In AML treatment, the analysis of genetic abnormalities and chromosomal information is necessary for subsequent prognosis prediction and treatment decisions. In AML, in which an average of 2.76 genetic abnormalities are detected per patient at initial diagnosis [140], satisfactory results have not been obtained with single-targeted therapy, such as ABL1 inhibitors in CML. Single-cell analysis has been used to examine the clonal architecture [141], and it has been shown that the clonal heterogeneity may change dynamically, depending on whether there is already a resistant clone from the initial diagnosis or the selection pressure associated with therapeutic intervention. It is necessary to confirm whether there is already a resistant clone at initial diagnosis or whether the clonal heterogeneity dynamically changes with the selective pressure of therapeutic intervention [142].

Such analytical methods have not been widely used due to the lack of international standardization, high cost, and limited number of facilities that can perform these analyses. In addition, it is known that it takes several days to disclose the results; however, the impact of the time from diagnosis to treatment initiation on prognosis has not yet been evaluated [143,144,145,146].

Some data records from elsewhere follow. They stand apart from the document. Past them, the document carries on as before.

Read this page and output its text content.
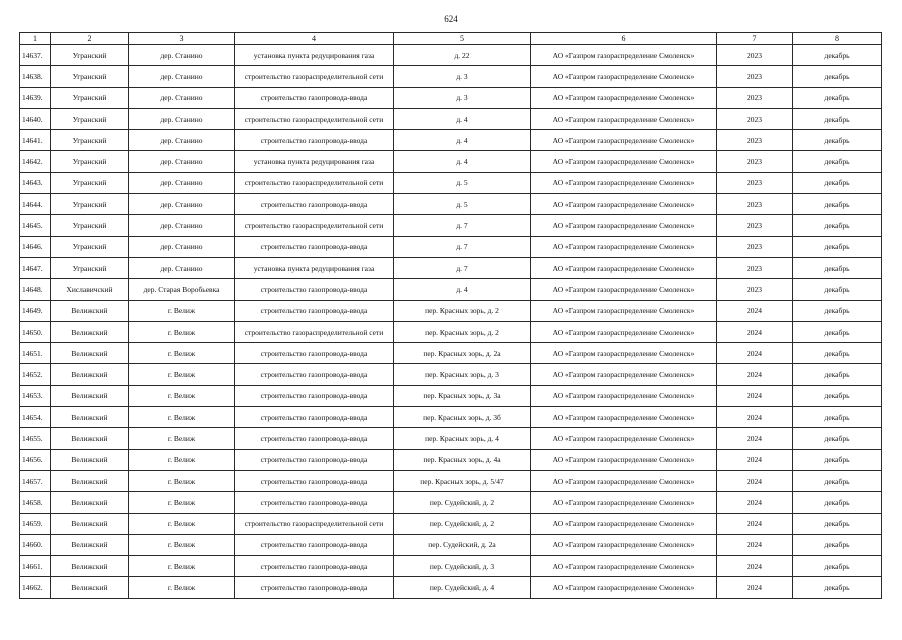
624
1	2	3	4	5	6	7	8
14637.	Угранский	дер. Станино	установка пункта редуцирования газа	д. 22	АО «Газпром газораспределение Смоленск»	2023	декабрь
14638.	Угранский	дер. Станино	строительство газораспределительной сети	д. 3	АО «Газпром газораспределение Смоленск»	2023	декабрь
14639.	Угранский	дер. Станино	строительство газопровода-ввода	д. 3	АО «Газпром газораспределение Смоленск»	2023	декабрь
14640.	Угранский	дер. Станино	строительство газораспределительной сети	д. 4	АО «Газпром газораспределение Смоленск»	2023	декабрь
14641.	Угранский	дер. Станино	строительство газопровода-ввода	д. 4	АО «Газпром газораспределение Смоленск»	2023	декабрь
14642.	Угранский	дер. Станино	установка пункта редуцирования газа	д. 4	АО «Газпром газораспределение Смоленск»	2023	декабрь
14643.	Угранский	дер. Станино	строительство газораспределительной сети	д. 5	АО «Газпром газораспределение Смоленск»	2023	декабрь
14644.	Угранский	дер. Станино	строительство газопровода-ввода	д. 5	АО «Газпром газораспределение Смоленск»	2023	декабрь
14645.	Угранский	дер. Станино	строительство газораспределительной сети	д. 7	АО «Газпром газораспределение Смоленск»	2023	декабрь
14646.	Угранский	дер. Станино	строительство газопровода-ввода	д. 7	АО «Газпром газораспределение Смоленск»	2023	декабрь
14647.	Угранский	дер. Станино	установка пункта редуцирования газа	д. 7	АО «Газпром газораспределение Смоленск»	2023	декабрь
14648.	Хиславичский	дер. Старая Воробьевка	строительство газопровода-ввода	д. 4	АО «Газпром газораспределение Смоленск»	2023	декабрь
14649.	Велижский	г. Велиж	строительство газопровода-ввода	пер. Красных зорь, д. 2	АО «Газпром газораспределение Смоленск»	2024	декабрь
14650.	Велижский	г. Велиж	строительство газораспределительной сети	пер. Красных зорь, д. 2	АО «Газпром газораспределение Смоленск»	2024	декабрь
14651.	Велижский	г. Велиж	строительство газопровода-ввода	пер. Красных зорь, д. 2а	АО «Газпром газораспределение Смоленск»	2024	декабрь
14652.	Велижский	г. Велиж	строительство газопровода-ввода	пер. Красных зорь, д. 3	АО «Газпром газораспределение Смоленск»	2024	декабрь
14653.	Велижский	г. Велиж	строительство газопровода-ввода	пер. Красных зорь, д. 3а	АО «Газпром газораспределение Смоленск»	2024	декабрь
14654.	Велижский	г. Велиж	строительство газопровода-ввода	пер. Красных зорь, д. 3б	АО «Газпром газораспределение Смоленск»	2024	декабрь
14655.	Велижский	г. Велиж	строительство газопровода-ввода	пер. Красных зорь, д. 4	АО «Газпром газораспределение Смоленск»	2024	декабрь
14656.	Велижский	г. Велиж	строительство газопровода-ввода	пер. Красных зорь, д. 4а	АО «Газпром газораспределение Смоленск»	2024	декабрь
14657.	Велижский	г. Велиж	строительство газопровода-ввода	пер. Красных зорь, д. 5/47	АО «Газпром газораспределение Смоленск»	2024	декабрь
14658.	Велижский	г. Велиж	строительство газопровода-ввода	пер. Судейский, д. 2	АО «Газпром газораспределение Смоленск»	2024	декабрь
14659.	Велижский	г. Велиж	строительство газораспределительной сети	пер. Судейский, д. 2	АО «Газпром газораспределение Смоленск»	2024	декабрь
14660.	Велижский	г. Велиж	строительство газопровода-ввода	пер. Судейский, д. 2а	АО «Газпром газораспределение Смоленск»	2024	декабрь
14661.	Велижский	г. Велиж	строительство газопровода-ввода	пер. Судейский, д. 3	АО «Газпром газораспределение Смоленск»	2024	декабрь
14662.	Велижский	г. Велиж	строительство газопровода-ввода	пер. Судейский, д. 4	АО «Газпром газораспределение Смоленск»	2024	декабрь
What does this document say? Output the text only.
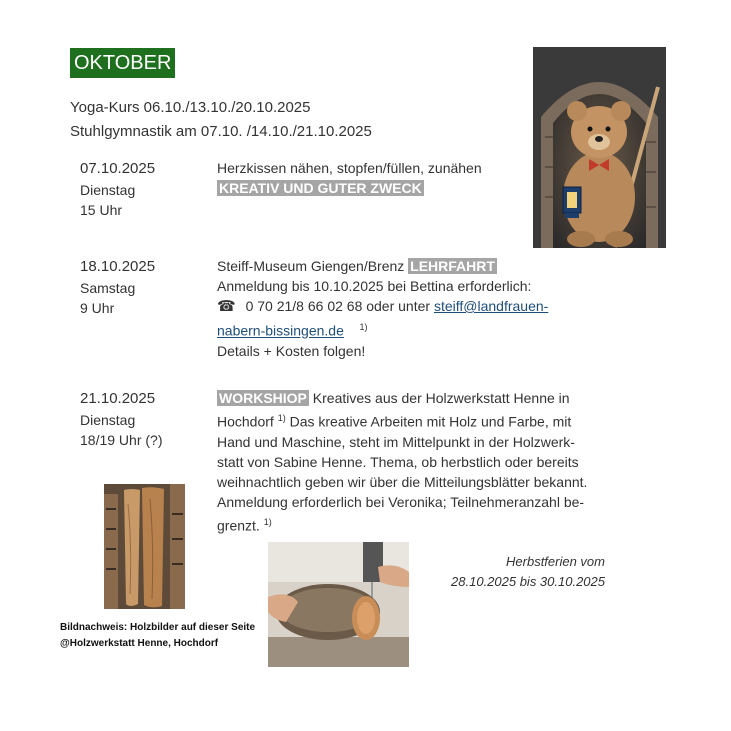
OKTOBER
Yoga-Kurs 06.10./13.10./20.10.2025
Stuhlgymnastik am 07.10. /14.10./21.10.2025
07.10.2025
Dienstag
15 Uhr
Herzkissen nähen, stopfen/füllen, zunähen
KREATIV UND GUTER ZWECK
18.10.2025
Samstag
9 Uhr
Steiff-Museum Giengen/Brenz LEHRFAHRT
Anmeldung bis 10.10.2025 bei Bettina erforderlich:
☎ 0 70 21/8 66 02 68 oder unter steiff@landfrauen-
nabern-bissingen.de $^{1)}$
Details + Kosten folgen!
21.10.2025
Dienstag
18/19 Uhr (?)
WORKSHIOP Kreatives aus der Holzwerkstatt Henne in
Hochdorf $^{1)}$ Das kreative Arbeiten mit Holz und Farbe, mit
Hand und Maschine, steht im Mittelpunkt in der Holzwerk-
statt von Sabine Henne. Thema, ob herbstlich oder bereits
weihnachtlich geben wir über die Mitteilungsblätter bekannt.
Anmeldung erforderlich bei Veronika; Teilnehmeranzahl be-
grenzt. $^{1)}$
Bildnachweis: Holzbilder auf dieser Seite
@Holzwerkstatt Henne, Hochdorf
Herbstferien vom
28.10.2025 bis 30.10.2025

Allogeneic HSCT remains to be one of the most effective treatments for long-term disease control and the eradication of leukemia stem cells. Several studies have reported the efficacy of tyrosine kinase inhibitors (TKIs) as maintenance therapy after allogeneic transplantation [147,148,149,150]. It has been reported that the use of TKIs after allogeneic HSCT enhances not only the antitumor effect but also the graft vs. leukemia effect [151]. Although we do not know the optimal timing and dose, various new targeted agents, such as TKIs and HMAs, have the potential to be used for maintenance therapy after allogeneic transplantation. At that time, biomarker studies might have been performed to identify effective patient groups, and post-transplant maintenance therapy may be individualized.

8. Conclusions

Until now, due to the lack of advantages of response-oriented individualized induction therapy over fixed-schedule induction therapy [152], AML has been treated as one-size-fits-all. However, in addition to stratification based on chromosomal and genetic information, individualization is now required based on patient factors such as eligibility for intensive chemotherapy and changes in clonal genetic heterogeneity during treatment.